BRAIN: Bayesian Reasoning via Active Inference for Agentic and Embodied Intelligence in Mobile Networks

TL;DR

BRAIN harnesses a deep generative model of the network environment and minimizes variational free energy to unify perception and action in a single closed-loop paradigm and exhibits real-time interpretability of its decisions through human-interpretable belief state diagnostics.

Abstract

Future sixth-generation (6G) mobile networks will demand artificial intelligence (AI) agents that are not only autonomous and efficient, but also capable of real-time adaptation in dynamic environments and transparent in their decisionmaking. However, prevailing agentic AI approaches in networking, exhibit significant shortcomings in this regard. Conventional deep reinforcement learning (DRL)-based agents lack explainability and often suffer from brittle adaptation, including catastrophic forgetting of past knowledge under non-stationary conditions. In this paper, we propose an alternative solution for these challenges: Bayesian reasoning via Active Inference (BRAIN) agent.
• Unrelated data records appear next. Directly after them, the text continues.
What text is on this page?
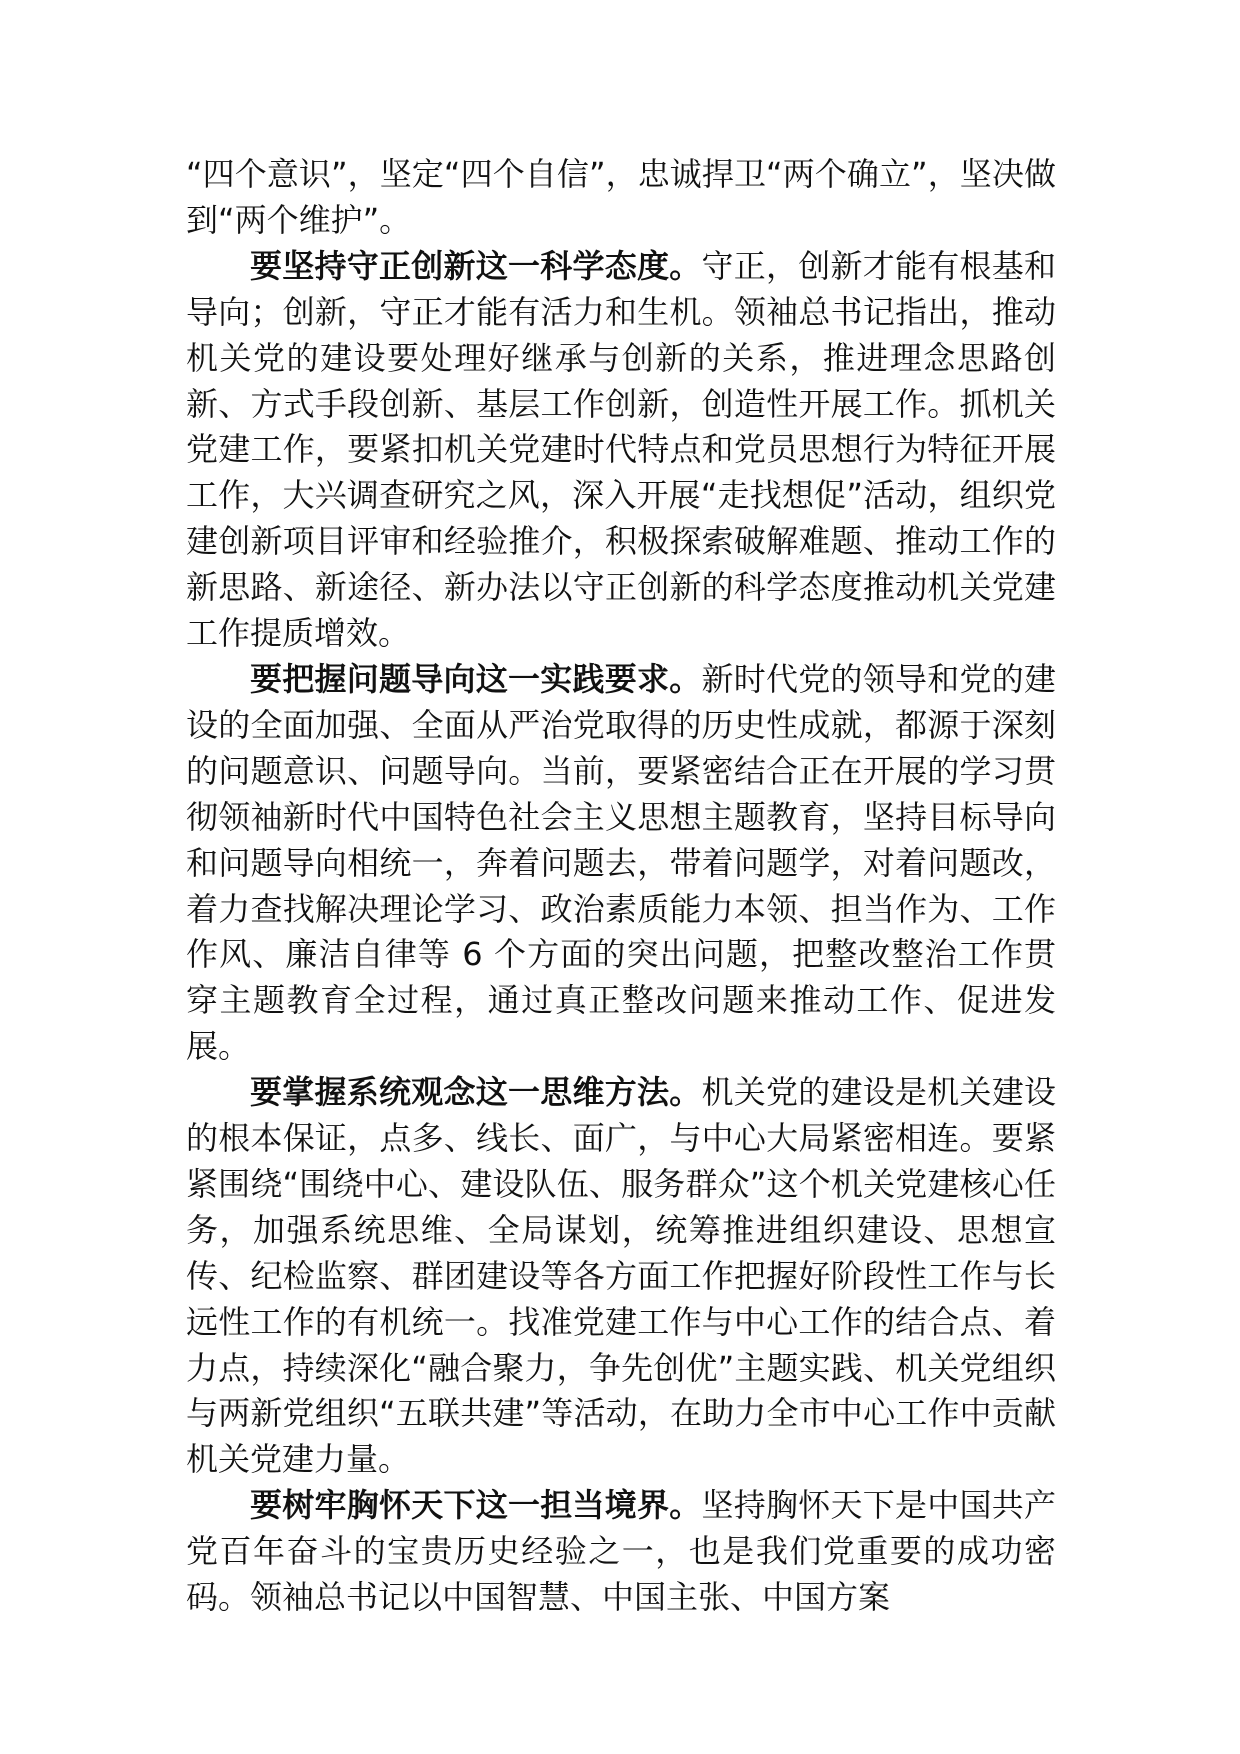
“四个意识”，坚定“四个自信”，忠诚捍卫“两个确立”，坚决做到“两个维护”。

要坚持守正创新这一科学态度。守正，创新才能有根基和导向；创新，守正才能有活力和生机。领袖总书记指出，推动机关党的建设要处理好继承与创新的关系，推进理念思路创新、方式手段创新、基层工作创新，创造性开展工作。抓机关党建工作，要紧扣机关党建时代特点和党员思想行为特征开展工作，大兴调查研究之风，深入开展“走找想促”活动，组织党建创新项目评审和经验推介，积极探索破解难题、推动工作的新思路、新途径、新办法以守正创新的科学态度推动机关党建工作提质增效。

要把握问题导向这一实践要求。新时代党的领导和党的建设的全面加强、全面从严治党取得的历史性成就，都源于深刻的问题意识、问题导向。当前，要紧密结合正在开展的学习贯彻领袖新时代中国特色社会主义思想主题教育，坚持目标导向和问题导向相统一，奔着问题去，带着问题学，对着问题改，着力查找解决理论学习、政治素质能力本领、担当作为、工作作风、廉洁自律等 6 个方面的突出问题，把整改整治工作贯穿主题教育全过程，通过真正整改问题来推动工作、促进发展。

要掌握系统观念这一思维方法。机关党的建设是机关建设的根本保证，点多、线长、面广，与中心大局紧密相连。要紧紧围绕“围绕中心、建设队伍、服务群众”这个机关党建核心任务，加强系统思维、全局谋划，统筹推进组织建设、思想宣传、纪检监察、群团建设等各方面工作把握好阶段性工作与长远性工作的有机统一。找准党建工作与中心工作的结合点、着力点，持续深化“融合聚力，争先创优”主题实践、机关党组织与两新党组织“五联共建”等活动，在助力全市中心工作中贡献机关党建力量。

要树牢胸怀天下这一担当境界。坚持胸怀天下是中国共产党百年奋斗的宝贵历史经验之一，也是我们党重要的成功密码。领袖总书记以中国智慧、中国主张、中国方案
BRAIN harnesses a deep generative model of the network environment and minimizes variational free energy to unify perception and action in a single closed-loop paradigm. We implement BRAIN as O-RAN eXtended application (xApp) on GPU-accelerated testbed and demonstrate its advantages over standard DRL baselines. In our experiments, BRAIN exhibits (i) robust causal reasoning for dynamic radio resource allocation, maintaining slice-specific quality of service (QoS) targets (throughput, latency, reliability) under varying traffic loads, (ii) superior adaptability with up to 28.3% higher robustness to sudden traffic shifts versus benchmarks (achieved without any retraining), and (iii) real-time interpretability of its decisions through human-interpretable belief state diagnostics.

Figures (8)

• Figure 1: Preliminary experiment on catastrophic forgetting issue for agent in network slicing. (a) Sequential distribution shifts: agent trains initially on Slice 1 (eMBB, green), then shifts to Slice 2 (URLLC, red), and finally Slice 3 (mMTC, blue), each with distinct QoS requirements and traffic patterns. (b) The impact of distribution shifts on performance. Initially, at ① the agent learns Slice 1 effectively. When data distribution transitions at ② to Slice 2, the agent learns new policies while starting to forget previously acquired knowledge (Slice 1). At ③, another shift to Slice 3 occurs, further reducing performance on previously learned Slices 1 and 2. Eventually, at ④, the scenario cycles back, requiring costly retraining due to performance degradation caused by catastrophic forgetting.
• Figure 2: Architecture of conventional DRL and proposed explainable deep active inference agents.
• Figure 3: Overview of GPU-Accelerated Testbed.
• Figure 4: Training dynamics of agentic (RL/DRL) and embodied (active-inference) Agents on AI-RAN testbed: i) Mean cumulative reward per episode (higher is better), showing convergence speed and asymptotic control performance. ii) Average training loss (lower is better), used as a stability proxy for optimization dynamics during online learning. iii) Policy entropy (higher indicates more exploration), capturing the exploration-exploitation evolution over training.
• Figure 5: Agent’s posterior belief trajectory over hidden traffic demand levels ( Low, Medium, High) for each network slice across episodes. Time on the x-axis indexes discrete decision epochs (e.g., observation-update intervals $\times 10^3$), and the y-axis enumerates the three demand states ( Low at bottom to High at top). Color encodes the belief probability $Q(s_t)$ (brighter/yellow = higher, darker/purple = lower). White arrows mark the agent’s explicit information-gathering Check actions.